As such, they are more likely to avoid the risks associated with the energy transition and take advantage of the opportunities. Our climate credibility framework helps us identify those credible leaders across sectors.
Many investment opportunities will be in emerging markets. The International Energy Agency and World Bank estimate that some 70% of the capital needed for the clean energy transition must go to developing countries.
4. Take a forward-looking view through climate scenario analysis
Climate scenario analysis models the financial impact of different climate outcomes – based on different levels of climate policy ambition and alternative pathways of technology development.
For example, our bespoke climate scenario approach builds plausible climate pathways by reflecting different policies across sectors and regions – highlighting the extent of policy gaps.
Assigning probabilities to each scenario helps us assess how likely the world is to meet the Paris objectives, as well as identify which path we’re most likely following.
The climate credibility gap between national-level pledges and binding action is reflected in our ‘mean’ scenario – which points to temperature increases above 2°C. With global emissions still rising, we assign very small probabilities to net-zero scenarios.
Climate scenario analysis provides data that can be used to monitor net-zero progress at a micro and macro level, understand the financial impacts of longer-term climate risks and opportunities and identify priorities for further action.

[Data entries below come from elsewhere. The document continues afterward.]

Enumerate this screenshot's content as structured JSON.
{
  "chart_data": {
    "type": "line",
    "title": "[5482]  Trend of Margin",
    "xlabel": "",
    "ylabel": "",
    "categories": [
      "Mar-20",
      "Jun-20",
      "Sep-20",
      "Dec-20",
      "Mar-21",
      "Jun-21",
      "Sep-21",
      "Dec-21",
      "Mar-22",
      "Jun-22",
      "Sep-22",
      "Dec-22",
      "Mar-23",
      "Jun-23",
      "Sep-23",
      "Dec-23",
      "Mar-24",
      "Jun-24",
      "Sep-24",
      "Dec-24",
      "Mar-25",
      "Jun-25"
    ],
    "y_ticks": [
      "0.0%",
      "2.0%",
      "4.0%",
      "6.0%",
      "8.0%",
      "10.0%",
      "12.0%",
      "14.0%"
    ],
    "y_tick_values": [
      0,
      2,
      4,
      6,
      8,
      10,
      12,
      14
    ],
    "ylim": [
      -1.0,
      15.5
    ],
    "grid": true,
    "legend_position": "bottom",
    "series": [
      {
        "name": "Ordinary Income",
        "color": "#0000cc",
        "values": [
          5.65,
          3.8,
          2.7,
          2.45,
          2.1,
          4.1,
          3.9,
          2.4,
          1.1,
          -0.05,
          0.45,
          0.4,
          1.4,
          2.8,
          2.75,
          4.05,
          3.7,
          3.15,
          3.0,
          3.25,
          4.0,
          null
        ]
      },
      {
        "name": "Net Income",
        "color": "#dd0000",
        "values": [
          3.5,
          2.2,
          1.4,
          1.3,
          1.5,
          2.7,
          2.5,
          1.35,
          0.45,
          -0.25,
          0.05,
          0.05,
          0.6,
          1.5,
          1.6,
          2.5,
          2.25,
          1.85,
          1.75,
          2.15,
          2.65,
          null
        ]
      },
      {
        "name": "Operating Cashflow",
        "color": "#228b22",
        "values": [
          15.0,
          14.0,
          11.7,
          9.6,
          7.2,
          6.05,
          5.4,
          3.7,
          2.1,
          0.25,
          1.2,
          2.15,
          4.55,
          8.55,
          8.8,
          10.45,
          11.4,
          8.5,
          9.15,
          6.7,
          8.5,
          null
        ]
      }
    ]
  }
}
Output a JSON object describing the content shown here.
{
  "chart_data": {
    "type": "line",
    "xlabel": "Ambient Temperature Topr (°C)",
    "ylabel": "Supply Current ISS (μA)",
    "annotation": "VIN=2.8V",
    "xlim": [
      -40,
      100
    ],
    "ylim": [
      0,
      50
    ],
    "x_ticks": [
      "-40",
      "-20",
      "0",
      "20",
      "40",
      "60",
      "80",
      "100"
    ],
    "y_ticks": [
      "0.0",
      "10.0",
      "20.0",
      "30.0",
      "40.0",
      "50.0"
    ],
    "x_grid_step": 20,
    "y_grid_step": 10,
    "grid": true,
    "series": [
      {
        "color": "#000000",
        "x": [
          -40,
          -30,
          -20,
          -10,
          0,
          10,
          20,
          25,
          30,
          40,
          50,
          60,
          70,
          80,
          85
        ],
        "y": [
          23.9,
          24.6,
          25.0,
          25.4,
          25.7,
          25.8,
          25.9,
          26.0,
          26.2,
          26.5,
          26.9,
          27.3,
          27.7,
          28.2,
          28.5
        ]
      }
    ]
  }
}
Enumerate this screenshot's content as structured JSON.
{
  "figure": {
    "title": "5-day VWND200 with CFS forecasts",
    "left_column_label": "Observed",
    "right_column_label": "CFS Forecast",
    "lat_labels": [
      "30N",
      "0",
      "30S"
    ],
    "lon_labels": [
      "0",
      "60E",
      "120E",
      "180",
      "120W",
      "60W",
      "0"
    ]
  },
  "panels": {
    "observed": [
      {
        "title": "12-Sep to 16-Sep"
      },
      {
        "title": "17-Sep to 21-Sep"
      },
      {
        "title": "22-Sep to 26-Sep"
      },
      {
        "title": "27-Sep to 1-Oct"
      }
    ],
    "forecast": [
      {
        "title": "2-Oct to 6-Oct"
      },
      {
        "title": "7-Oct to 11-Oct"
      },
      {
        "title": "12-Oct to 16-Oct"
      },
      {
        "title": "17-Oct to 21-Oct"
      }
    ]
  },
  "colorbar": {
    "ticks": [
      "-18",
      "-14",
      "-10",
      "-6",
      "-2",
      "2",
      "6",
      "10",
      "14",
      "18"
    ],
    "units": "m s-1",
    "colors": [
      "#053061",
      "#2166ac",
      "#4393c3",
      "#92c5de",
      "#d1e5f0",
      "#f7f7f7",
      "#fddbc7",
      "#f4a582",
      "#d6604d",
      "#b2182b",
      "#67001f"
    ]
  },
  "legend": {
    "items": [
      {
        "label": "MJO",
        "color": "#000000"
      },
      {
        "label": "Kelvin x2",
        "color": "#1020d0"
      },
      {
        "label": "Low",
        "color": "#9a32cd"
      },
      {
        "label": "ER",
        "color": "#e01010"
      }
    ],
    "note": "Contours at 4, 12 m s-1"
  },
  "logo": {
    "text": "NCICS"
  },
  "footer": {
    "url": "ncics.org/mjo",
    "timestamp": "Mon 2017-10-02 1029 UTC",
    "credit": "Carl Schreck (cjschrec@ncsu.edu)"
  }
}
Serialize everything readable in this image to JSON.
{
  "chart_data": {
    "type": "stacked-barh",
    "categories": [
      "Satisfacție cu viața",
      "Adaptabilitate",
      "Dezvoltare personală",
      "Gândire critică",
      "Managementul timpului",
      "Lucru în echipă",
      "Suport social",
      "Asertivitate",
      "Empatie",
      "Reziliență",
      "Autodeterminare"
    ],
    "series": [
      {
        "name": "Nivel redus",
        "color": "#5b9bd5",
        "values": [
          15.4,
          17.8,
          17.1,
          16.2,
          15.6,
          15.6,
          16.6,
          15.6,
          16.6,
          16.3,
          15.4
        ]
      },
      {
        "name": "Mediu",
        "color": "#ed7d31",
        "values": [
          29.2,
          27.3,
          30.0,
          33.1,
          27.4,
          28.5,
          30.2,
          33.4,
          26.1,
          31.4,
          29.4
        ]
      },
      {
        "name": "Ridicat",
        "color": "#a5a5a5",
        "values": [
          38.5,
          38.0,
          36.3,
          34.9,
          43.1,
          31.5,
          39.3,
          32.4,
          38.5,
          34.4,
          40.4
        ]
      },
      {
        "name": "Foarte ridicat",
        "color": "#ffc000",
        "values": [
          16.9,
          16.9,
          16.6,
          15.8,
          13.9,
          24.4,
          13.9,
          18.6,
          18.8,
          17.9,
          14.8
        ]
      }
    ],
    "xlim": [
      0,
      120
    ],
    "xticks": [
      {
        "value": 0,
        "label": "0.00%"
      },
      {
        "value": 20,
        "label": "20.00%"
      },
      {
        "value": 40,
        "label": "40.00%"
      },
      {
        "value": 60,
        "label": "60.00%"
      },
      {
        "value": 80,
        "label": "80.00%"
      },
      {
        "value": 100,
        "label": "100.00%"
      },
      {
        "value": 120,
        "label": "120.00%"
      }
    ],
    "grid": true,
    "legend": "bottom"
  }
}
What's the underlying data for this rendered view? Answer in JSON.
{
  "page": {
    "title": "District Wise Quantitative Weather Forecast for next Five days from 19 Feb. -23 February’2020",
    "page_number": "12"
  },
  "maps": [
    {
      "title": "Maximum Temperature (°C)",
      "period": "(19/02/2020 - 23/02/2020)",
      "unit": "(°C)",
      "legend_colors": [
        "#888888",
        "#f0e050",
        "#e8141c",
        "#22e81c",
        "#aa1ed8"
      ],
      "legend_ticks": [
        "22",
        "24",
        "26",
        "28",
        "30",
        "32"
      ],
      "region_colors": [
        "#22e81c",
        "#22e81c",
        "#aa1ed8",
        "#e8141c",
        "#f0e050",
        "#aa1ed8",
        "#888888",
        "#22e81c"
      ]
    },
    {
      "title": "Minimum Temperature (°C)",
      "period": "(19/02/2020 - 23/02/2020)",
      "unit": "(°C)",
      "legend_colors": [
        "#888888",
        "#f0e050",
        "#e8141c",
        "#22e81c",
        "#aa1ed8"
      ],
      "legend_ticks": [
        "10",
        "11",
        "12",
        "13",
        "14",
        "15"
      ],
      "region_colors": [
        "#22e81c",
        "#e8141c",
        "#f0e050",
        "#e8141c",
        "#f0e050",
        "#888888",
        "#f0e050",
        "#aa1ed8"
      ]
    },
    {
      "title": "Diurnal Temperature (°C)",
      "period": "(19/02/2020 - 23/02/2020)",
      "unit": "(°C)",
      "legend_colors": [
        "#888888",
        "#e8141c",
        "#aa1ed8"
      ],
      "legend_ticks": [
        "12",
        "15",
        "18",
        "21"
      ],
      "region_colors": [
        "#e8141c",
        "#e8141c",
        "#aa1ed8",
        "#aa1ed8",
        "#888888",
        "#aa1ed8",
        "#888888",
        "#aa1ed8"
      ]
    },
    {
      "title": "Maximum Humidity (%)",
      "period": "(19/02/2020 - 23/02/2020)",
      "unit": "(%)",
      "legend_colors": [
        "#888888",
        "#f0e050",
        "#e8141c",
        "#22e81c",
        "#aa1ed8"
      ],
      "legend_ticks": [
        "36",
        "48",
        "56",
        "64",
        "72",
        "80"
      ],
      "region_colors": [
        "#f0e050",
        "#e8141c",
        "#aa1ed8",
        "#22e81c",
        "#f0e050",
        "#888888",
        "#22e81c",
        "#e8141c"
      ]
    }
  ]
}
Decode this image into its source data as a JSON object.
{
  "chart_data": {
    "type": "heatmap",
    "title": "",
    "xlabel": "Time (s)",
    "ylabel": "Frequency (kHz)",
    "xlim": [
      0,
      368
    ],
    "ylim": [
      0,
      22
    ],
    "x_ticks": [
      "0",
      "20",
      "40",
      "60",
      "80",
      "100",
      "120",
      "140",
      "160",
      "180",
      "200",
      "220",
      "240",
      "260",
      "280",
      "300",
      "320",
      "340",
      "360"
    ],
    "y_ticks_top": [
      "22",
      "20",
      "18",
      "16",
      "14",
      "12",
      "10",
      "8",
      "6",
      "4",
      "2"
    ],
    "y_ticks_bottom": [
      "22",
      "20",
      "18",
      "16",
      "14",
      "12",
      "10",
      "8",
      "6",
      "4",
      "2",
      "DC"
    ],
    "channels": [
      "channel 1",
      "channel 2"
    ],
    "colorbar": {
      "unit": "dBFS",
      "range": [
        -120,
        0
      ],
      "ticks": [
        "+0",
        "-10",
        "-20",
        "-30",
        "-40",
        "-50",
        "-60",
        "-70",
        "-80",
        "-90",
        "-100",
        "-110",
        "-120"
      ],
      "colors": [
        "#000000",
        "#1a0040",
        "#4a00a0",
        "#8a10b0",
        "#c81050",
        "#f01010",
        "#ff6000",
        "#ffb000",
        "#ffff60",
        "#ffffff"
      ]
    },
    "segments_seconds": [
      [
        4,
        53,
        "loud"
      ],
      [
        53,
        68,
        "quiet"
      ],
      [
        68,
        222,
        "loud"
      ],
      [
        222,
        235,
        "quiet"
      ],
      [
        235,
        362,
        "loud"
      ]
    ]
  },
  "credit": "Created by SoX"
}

This is important for investors because national policies need to provide the right signals and incentives to help promote capital allocation in line with net-zero goals, encourage corporate decarbonisation and incentivise investment.
5. Promote policy advocacy and engagement
As investors, we have a voice that we can use to advocate for positive change. We can do this at the company level, and we can do this at an industry or national level.
Our research, as well as our involvement in developing industry best practices, puts us in a good position to discuss with policymakers the incentives needed to attract capital and enable net zero at the pace required. Carbon pricing is an important example of one incentive.
At abrdn, we’re also in a position to monitor the progress made towards those goals; for example, through our climate policy index. Where there’s a shortfall, we can identify what more needs to be done.
We’re a signatory to the Global Investor Statement on stronger climate action, which is a powerful platform from which investors can urge governments to close the gap between climate ambition and credible action.
We attend the annual United Nations climate conferences, such as Cop27, which bring together organisations, policymakers and investors. It’s our ethical and fiduciary duty to speak up and be vocal about issues that need to be addressed.